Вадим поднялся со стула и двинулся к выходу.
— Вот те раз! Колбасу ел, пиво пил, сигарету курил, а как к делу подошли, так сразу на попятную, — придержал его за рукав Крячко. — Так серьезные люди не поступают, тем более ты не дослушал до конца наш план, а в нем есть и позитивные моменты. Причем их больше, чем вероятных неприятностей. По крайней мере, будешь сытым, пьяным и нос будет в табаке. Тем более, что тебя не просят подписывать бумаги в ЗАГСе, нужно просто проимитировать перед асиным отцом сам процесс.
Вадим в раздумье остановился. Курсантская стипендия у него закончилась еще три недели назад, а финансовая помощь от родителей задерживалась по непонятным причинам. Жизнь стремительно теряла практический смысл. Манящие огни харьковских кабачков померкли, а Сумская превратилась в заурядную улицу с окнами, наглухо закрытыми черными ставнями. Ни поесть тебе толком, ни отдохнуть, ни развлечься.
Он присел на стул. Внимательно посмотрел на портфель, из которого совсем недавно извлекались колбаса и пиво, и махнул рукой.
— Ладно. Валяйте подробности своего плана. Только одно условие — на это скорбное мероприятие я приглашу своих друзей — Кузьму и Пашу, а то без них скучновато будет.
III
В следующую субботу после занятий пятеро курсантов в начищенных до зеркального блеска сапогах и отутюженных гимнастерках собрались у дворца бракосочетания. Вадиму вручили букет тюльпанов, только что купленный на Сумском рынке, и он, крепко зажав его в кулаке, с волнением всматривался в проезжавшие мимо автомобили. Пусть невеста липовая, но ему все же хотелось увидеть в Асе если и не красивую, то хотя бы приятную девушку: уж коль играть роль жениха — так играть с удовольствием.
В районе шестнадцати часов к дворцу подкатили две машины, украшенные бело-розовыми лентами: бежевая «Победа» и голубая «Волга». Из «Волги» выскочила миниатюрная барышня в белом облегающем платье. Она деловито осмотрелась и, стуча по асфальту высокими каблучками, направилась к группе курсантов.
— Привет всем! Быстро в машину, — скомандовала девушка, — гости уже собрались, стол накрыт, музыка играет, не хватает только жениха.
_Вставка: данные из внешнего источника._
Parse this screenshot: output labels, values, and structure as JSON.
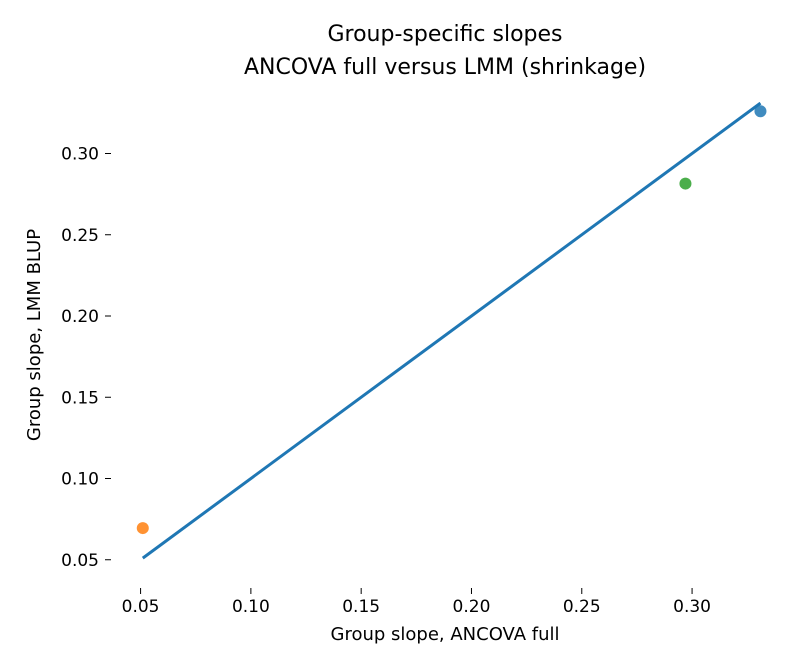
{
  "chart_data": {
    "type": "scatter",
    "title_lines": [
      "Group-specific slopes",
      "ANCOVA full versus LMM (shrinkage)"
    ],
    "xlabel": "Group slope, ANCOVA full",
    "ylabel": "Group slope, LMM BLUP",
    "xlim": [
      0.0375,
      0.3385
    ],
    "ylim": [
      0.04,
      0.336
    ],
    "x_ticks": [
      0.05,
      0.1,
      0.15,
      0.2,
      0.25,
      0.3
    ],
    "x_tick_labels": [
      "0.05",
      "0.10",
      "0.15",
      "0.20",
      "0.25",
      "0.30"
    ],
    "y_ticks": [
      0.05,
      0.1,
      0.15,
      0.2,
      0.25,
      0.3
    ],
    "y_tick_labels": [
      "0.05",
      "0.10",
      "0.15",
      "0.20",
      "0.25",
      "0.30"
    ],
    "grid": false,
    "points": [
      {
        "x": 0.051,
        "y": 0.0695,
        "color": "#ff7f0e"
      },
      {
        "x": 0.297,
        "y": 0.2815,
        "color": "#2ca02c"
      },
      {
        "x": 0.331,
        "y": 0.326,
        "color": "#1f77b4"
      }
    ],
    "reference_line": {
      "x": [
        0.051,
        0.331
      ],
      "y": [
        0.051,
        0.331
      ],
      "color": "#1f77b4"
    }
  }
}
Увидев свою «невесту», Вадим остолбенел. Он ожидал встретить все что угодно, но только не такое. Черные кудрявые волосы обрамляли прелестное личико, усыпанное мелкими чуть заметными веснушками. Пухлые выразительные губки, подкрашенные алой помадой, гармонировали с аккуратным носиком на смуглом загорелом лице. В лукавых темно-карих слегка подведенных глазах миндалевидной формы отражался весь мир и даже то, что находилось за его пределами. Под обтягивающим платьем просматривалась стройная фигурка с параметрами, близкими к идеальным.
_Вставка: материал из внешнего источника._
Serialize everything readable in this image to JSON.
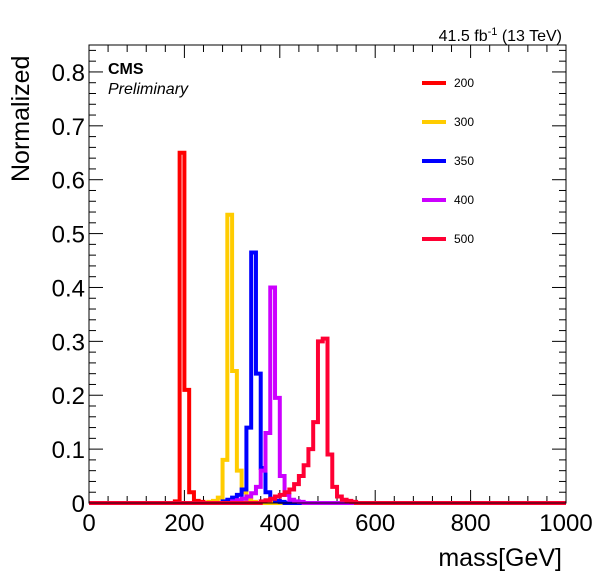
{
  "chart_data": {
    "type": "line",
    "lumi_label": "41.5 fb",
    "lumi_exponent": "-1",
    "energy_label": " (13 TeV)",
    "cms_label": "CMS",
    "preliminary_label": "Preliminary",
    "xlabel": "mass[GeV]",
    "ylabel": "Normalized",
    "xlim": [
      0,
      1000
    ],
    "ylim": [
      0,
      0.85
    ],
    "x_ticks": [
      0,
      200,
      400,
      600,
      800,
      1000
    ],
    "y_ticks": [
      0,
      0.1,
      0.2,
      0.3,
      0.4,
      0.5,
      0.6,
      0.7,
      0.8
    ],
    "bin_width": 10,
    "legend_position": "top-right",
    "series": [
      {
        "name": "200",
        "color": "#ff0000",
        "bins": [
          [
            180,
            0.003
          ],
          [
            190,
            0.65
          ],
          [
            200,
            0.21
          ],
          [
            210,
            0.02
          ],
          [
            220,
            0.004
          ],
          [
            230,
            0.002
          ]
        ]
      },
      {
        "name": "300",
        "color": "#ffcc00",
        "bins": [
          [
            250,
            0.002
          ],
          [
            260,
            0.004
          ],
          [
            270,
            0.01
          ],
          [
            280,
            0.08
          ],
          [
            290,
            0.535
          ],
          [
            300,
            0.245
          ],
          [
            310,
            0.06
          ],
          [
            320,
            0.02
          ],
          [
            330,
            0.006
          ],
          [
            340,
            0.002
          ]
        ]
      },
      {
        "name": "350",
        "color": "#0000ff",
        "bins": [
          [
            280,
            0.003
          ],
          [
            290,
            0.006
          ],
          [
            300,
            0.01
          ],
          [
            310,
            0.015
          ],
          [
            320,
            0.025
          ],
          [
            330,
            0.14
          ],
          [
            340,
            0.465
          ],
          [
            350,
            0.24
          ],
          [
            360,
            0.065
          ],
          [
            370,
            0.02
          ],
          [
            380,
            0.008
          ],
          [
            390,
            0.004
          ],
          [
            400,
            0.002
          ]
        ]
      },
      {
        "name": "400",
        "color": "#cc00ff",
        "bins": [
          [
            300,
            0.003
          ],
          [
            310,
            0.005
          ],
          [
            320,
            0.008
          ],
          [
            330,
            0.012
          ],
          [
            340,
            0.018
          ],
          [
            350,
            0.03
          ],
          [
            360,
            0.06
          ],
          [
            370,
            0.13
          ],
          [
            380,
            0.4
          ],
          [
            390,
            0.195
          ],
          [
            400,
            0.05
          ],
          [
            410,
            0.015
          ],
          [
            420,
            0.006
          ],
          [
            430,
            0.003
          ],
          [
            440,
            0.002
          ]
        ]
      },
      {
        "name": "500",
        "color": "#ff0033",
        "bins": [
          [
            360,
            0.003
          ],
          [
            370,
            0.005
          ],
          [
            380,
            0.008
          ],
          [
            390,
            0.012
          ],
          [
            400,
            0.015
          ],
          [
            410,
            0.02
          ],
          [
            420,
            0.025
          ],
          [
            430,
            0.035
          ],
          [
            440,
            0.05
          ],
          [
            450,
            0.07
          ],
          [
            460,
            0.1
          ],
          [
            470,
            0.15
          ],
          [
            480,
            0.3
          ],
          [
            490,
            0.305
          ],
          [
            500,
            0.09
          ],
          [
            510,
            0.03
          ],
          [
            520,
            0.012
          ],
          [
            530,
            0.006
          ],
          [
            540,
            0.004
          ],
          [
            550,
            0.002
          ]
        ]
      }
    ]
  }
}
«Этот студент Шкляр либо слепой, либо идиот от рождения. Можно три раза обойти двухмиллионный город, но такой красавицы не встретить, — мелькнуло в голове у Вадима».
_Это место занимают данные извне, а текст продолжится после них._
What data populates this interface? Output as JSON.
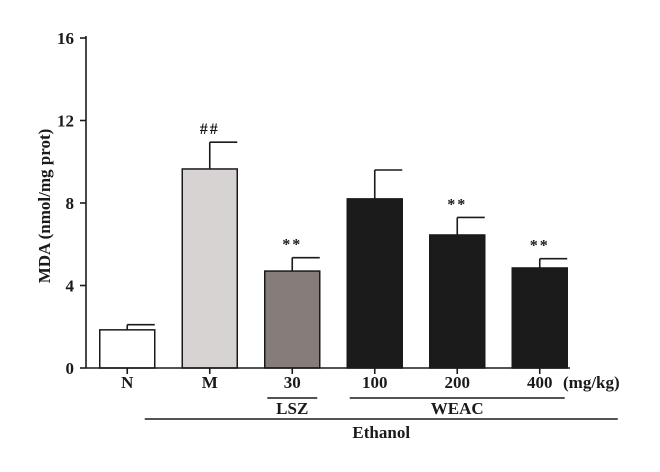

«Была бы блондинка, цены бы ей не было, — успокоил он сам себя и, не отрывая глаз от девушки, протиснулся в салон автомобиля».
IV
В доме, к которому они подъехали, предпраздничная суета подходила к концу. Стол был накрыт, но, как всегда, не доставало некоторых мелочей: куда-то подевались салфетки, не принесли от соседей магнитофон. На кухне около духовки, где никак не хотела покрываться коричневой корочкой курица, хлопотала рыжеволосая девица в цветастом переднике.
Две долговязые подружки в почти одинаковых светло-розовых кримпленовых платьях выскочили на порог и кинулись к калитке встречать свадебный кортеж. Вслед за ними в дверях показался грузный мужчина среднего возраста, по виду — отец невесты. Он окинул хозяйским взором небольшой дворик, пригладил ладонью растрепанную копну волос на голове, расправил усы, подтянул приспустившиеся брюки, расправил ослепительно белую рубашку и степенно тронулся навстречу молодым.
— Милости прошу до нашего дома, — обратился он к Вадиму. — Дай-ка, женишок, я поближе тебя разгляжу, а то Аська не удосужилась познакомить нас до свадьбы, все некогда ей. Хе-хе…
После десятиминутного знакомства и обмена обычными в подобных случаях любезностями все двинулись в гостиную, к столу.
— У нас все просто, но со вкусом и, самое главное, от души, — приговаривал тесть, обращаясь к жениху и к гостям. — Вино, шампанское, а для желающих горилка, да не какая зря, а с перцем. Салаты оливье и сельдь под шубой. Колбаска украинская, балычок и карбонатик. Бочковые помидорчики и огурчики на закуску. Позднее подадут жаркое...
— Где же ваша супруга? — поинтересовался у него Вадим.
— Где? Где? — передразнил его тесть и с металлом в голосе продолжил: — Выгнал я ее, еще пять или шесть лет назад. Не сошлись характерами. Хе-хе… Требовала от меня слишком многого. Хе-хе…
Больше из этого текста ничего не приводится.